Tot, toter als der Tod

Bernhard Aichners Thriller „Totenfrau“ und die smarteste Bestatterin der deutschen Kriminalliteratur

Von Thomas NeumannRSS-Newsfeed neuer Artikel von Thomas Neumann

Besprochene Bücher / Literaturhinweise

Bernhard Aichner hat einen beeindruckenden und sehr unterhaltsamen Thriller geschrieben. Die Geschichte beginnt etwas schräg. Die Bestatterin Blum führt das elterliche Unternehmen weiter, ist mit einem Polizisten verheiratet und hat zwei Kinder. Die Familienidylle – die im Prolog durch den Tod von Blums Eltern schon ein paar Risse bekommen hat – wird abrupt durch einen tödlichen Motorradunfall des Ehemanns unterbrochen.

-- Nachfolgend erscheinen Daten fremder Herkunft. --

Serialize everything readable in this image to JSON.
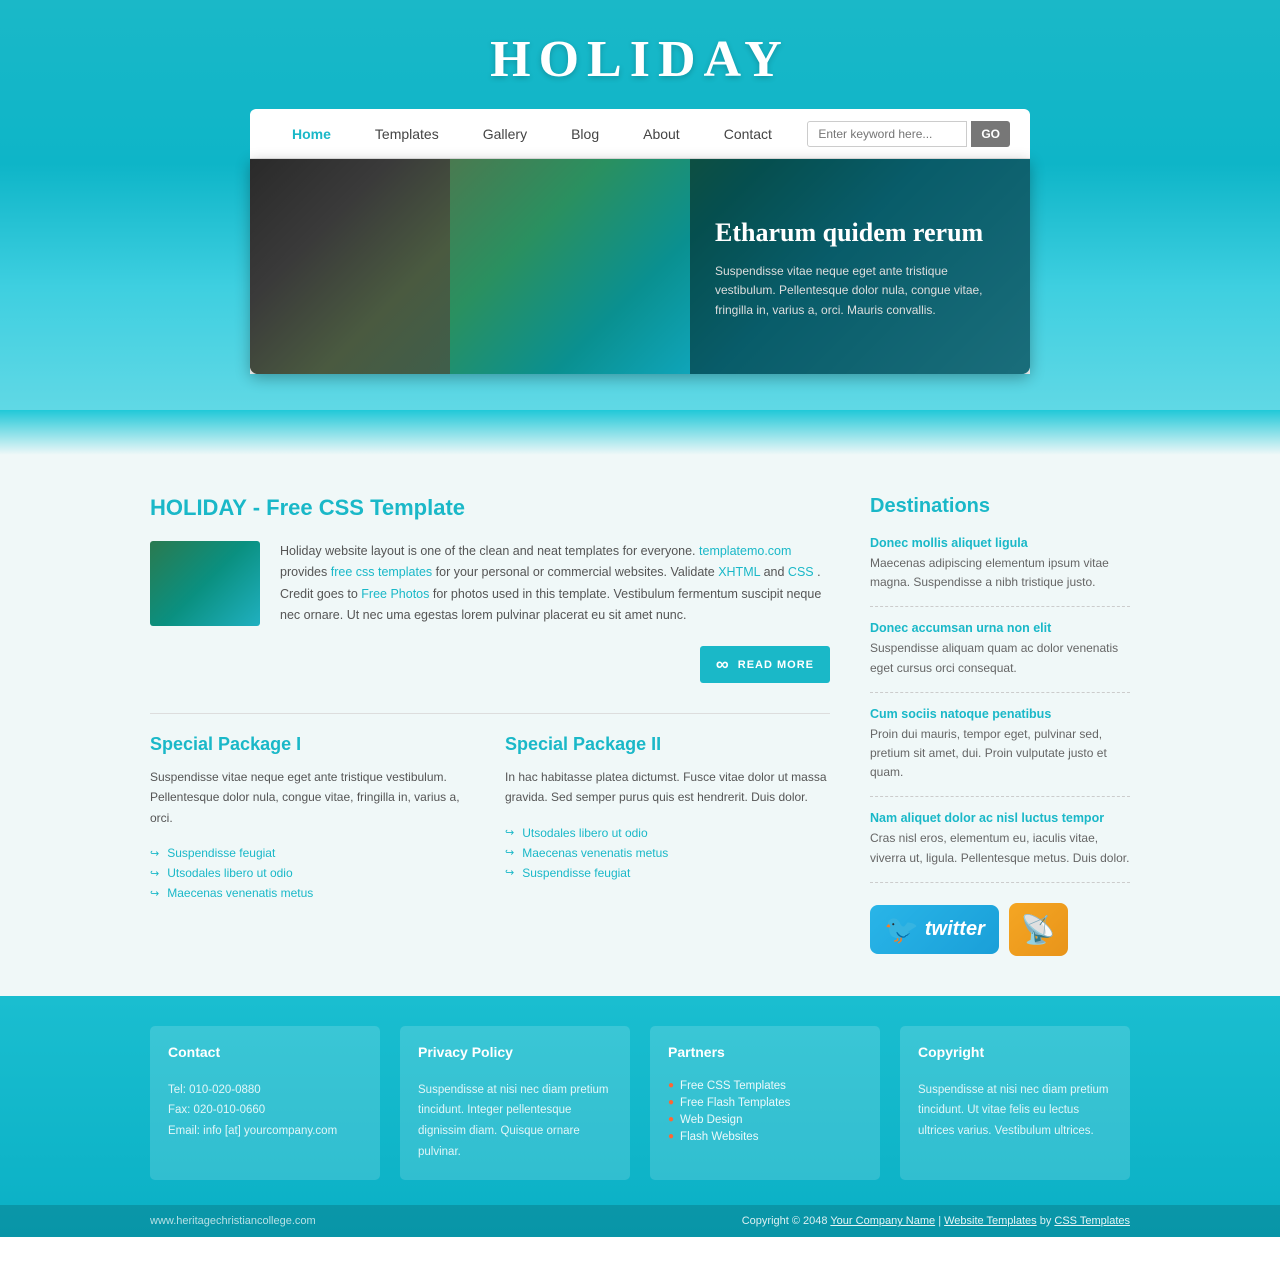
{
  "site": {
    "title": "HOLIDAY",
    "reflection": "—"
  },
  "nav": {
    "links": [
      {
        "label": "Home",
        "active": true
      },
      {
        "label": "Templates",
        "active": false
      },
      {
        "label": "Gallery",
        "active": false
      },
      {
        "label": "Blog",
        "active": false
      },
      {
        "label": "About",
        "active": false
      },
      {
        "label": "Contact",
        "active": false
      }
    ],
    "search_placeholder": "Enter keyword here...",
    "search_button": "GO"
  },
  "hero": {
    "title": "Etharum quidem rerum",
    "text": "Suspendisse vitae neque eget ante tristique vestibulum. Pellentesque dolor nula, congue vitae, fringilla in, varius a, orci. Mauris convallis."
  },
  "main": {
    "section_title": "HOLIDAY - Free CSS Template",
    "about_text_1": "Holiday website layout is one of the clean and neat templates for everyone.",
    "about_link_1": "templatemo.com",
    "about_text_2": " provides ",
    "about_link_2": "free css templates",
    "about_text_3": " for your personal or commercial websites. Validate ",
    "about_link_3": "XHTML",
    "about_text_4": " and ",
    "about_link_4": "CSS",
    "about_text_5": ". Credit goes to ",
    "about_link_5": "Free Photos",
    "about_text_6": " for photos used in this template. Vestibulum fermentum suscipit neque nec ornare. Ut nec uma egestas lorem pulvinar placerat eu sit amet nunc.",
    "read_more": "READ MORE",
    "packages": [
      {
        "title": "Special Package I",
        "text": "Suspendisse vitae neque eget ante tristique vestibulum. Pellentesque dolor nula, congue vitae, fringilla in, varius a, orci.",
        "items": [
          "Suspendisse feugiat",
          "Utsodales libero ut odio",
          "Maecenas venenatis metus"
        ]
      },
      {
        "title": "Special Package II",
        "text": "In hac habitasse platea dictumst. Fusce vitae dolor ut massa gravida. Sed semper purus quis est hendrerit. Duis dolor.",
        "items": [
          "Utsodales libero ut odio",
          "Maecenas venenatis metus",
          "Suspendisse feugiat"
        ]
      }
    ]
  },
  "sidebar": {
    "title": "Destinations",
    "items": [
      {
        "link": "Donec mollis aliquet ligula",
        "desc": "Maecenas adipiscing elementum ipsum vitae magna. Suspendisse a nibh tristique justo."
      },
      {
        "link": "Donec accumsan urna non elit",
        "desc": "Suspendisse aliquam quam ac dolor venenatis eget cursus orci consequat."
      },
      {
        "link": "Cum sociis natoque penatibus",
        "desc": "Proin dui mauris, tempor eget, pulvinar sed, pretium sit amet, dui. Proin vulputate justo et quam."
      },
      {
        "link": "Nam aliquet dolor ac nisl luctus tempor",
        "desc": "Cras nisl eros, elementum eu, iaculis vitae, viverra ut, ligula. Pellentesque metus. Duis dolor."
      }
    ]
  },
  "footer": {
    "columns": [
      {
        "title": "Contact",
        "lines": [
          "Tel: 010-020-0880",
          "Fax: 020-010-0660",
          "Email: info [at] yourcompany.com"
        ]
      },
      {
        "title": "Privacy Policy",
        "text": "Suspendisse at nisi nec diam pretium tincidunt. Integer pellentesque dignissim diam. Quisque ornare pulvinar."
      },
      {
        "title": "Partners",
        "links": [
          "Free CSS Templates",
          "Free Flash Templates",
          "Web Design",
          "Flash Websites"
        ]
      },
      {
        "title": "Copyright",
        "text": "Suspendisse at nisi nec diam pretium tincidunt. Ut vitae felis eu lectus ultrices varius. Vestibulum ultrices."
      }
    ],
    "bottom_left": "www.heritagechristiancollege.com",
    "bottom_right_pre": "Copyright © 2048 ",
    "bottom_company": "Your Company Name",
    "bottom_sep": " | ",
    "bottom_templates": "Website Templates",
    "bottom_by": " by ",
    "bottom_css": "CSS Templates"
  }
}
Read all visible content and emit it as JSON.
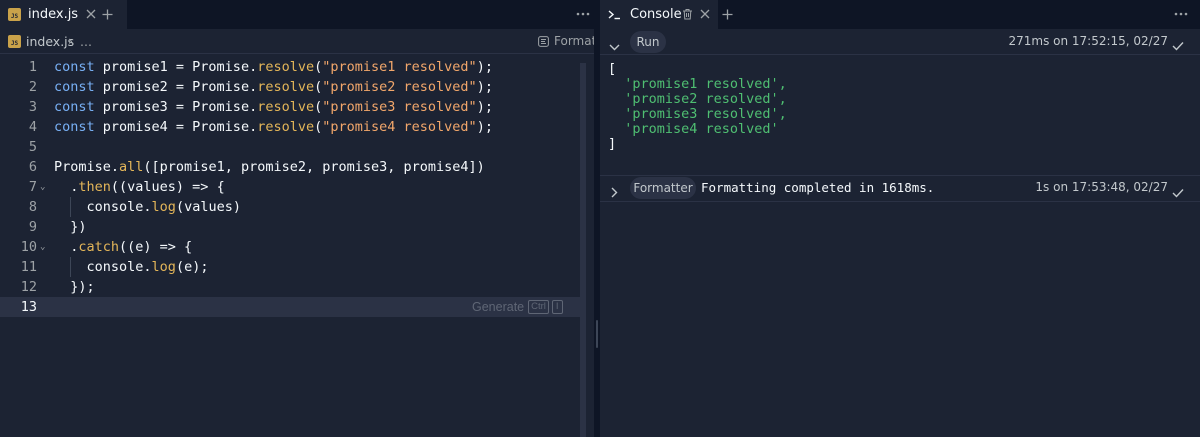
{
  "editor": {
    "tab_title": "index.js",
    "file_icon_text": "JS",
    "breadcrumb_file": "index.js",
    "breadcrumb_sep": "›",
    "breadcrumb_more": "...",
    "format_label": "Format",
    "generate_label": "Generate",
    "kbd_ctrl": "Ctrl",
    "kbd_i": "I",
    "line_numbers": [
      "1",
      "2",
      "3",
      "4",
      "5",
      "6",
      "7",
      "8",
      "9",
      "10",
      "11",
      "12",
      "13"
    ],
    "active_line": 13
  },
  "console": {
    "tab_title": "Console",
    "run_label": "Run",
    "run_meta": "271ms on 17:52:15, 02/27",
    "output": [
      "[",
      "  'promise1 resolved',",
      "  'promise2 resolved',",
      "  'promise3 resolved',",
      "  'promise4 resolved'",
      "]"
    ],
    "formatter_label": "Formatter",
    "formatter_message": "Formatting completed in 1618ms.",
    "formatter_meta": "1s on 17:53:48, 02/27"
  },
  "icons": {
    "close": "close-icon",
    "plus": "plus-icon",
    "menu": "more-icon",
    "trash": "trash-icon",
    "check": "check-icon",
    "chevron_down": "chevron-down-icon",
    "chevron_right": "chevron-right-icon",
    "terminal": "terminal-icon",
    "format": "format-icon"
  },
  "colors": {
    "background": "#1c2333",
    "chrome": "#0e1525",
    "keyword": "#78b0f5",
    "function": "#e4b659",
    "string": "#f2a76b",
    "console_string": "#4fbf72"
  }
}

Zunächst sind alle von diesem Verlust schockiert. Erst Wochen später beginnt Blum über die Umstände des Todes ihres Mannes nachzudenken. Und sie findet Ungereimtheiten. Warum hat ihr Mann in einem beruhigten Wohngebiet einen Unfall? Warum konnte der in den Unfall verwickelte Rover verschwinden?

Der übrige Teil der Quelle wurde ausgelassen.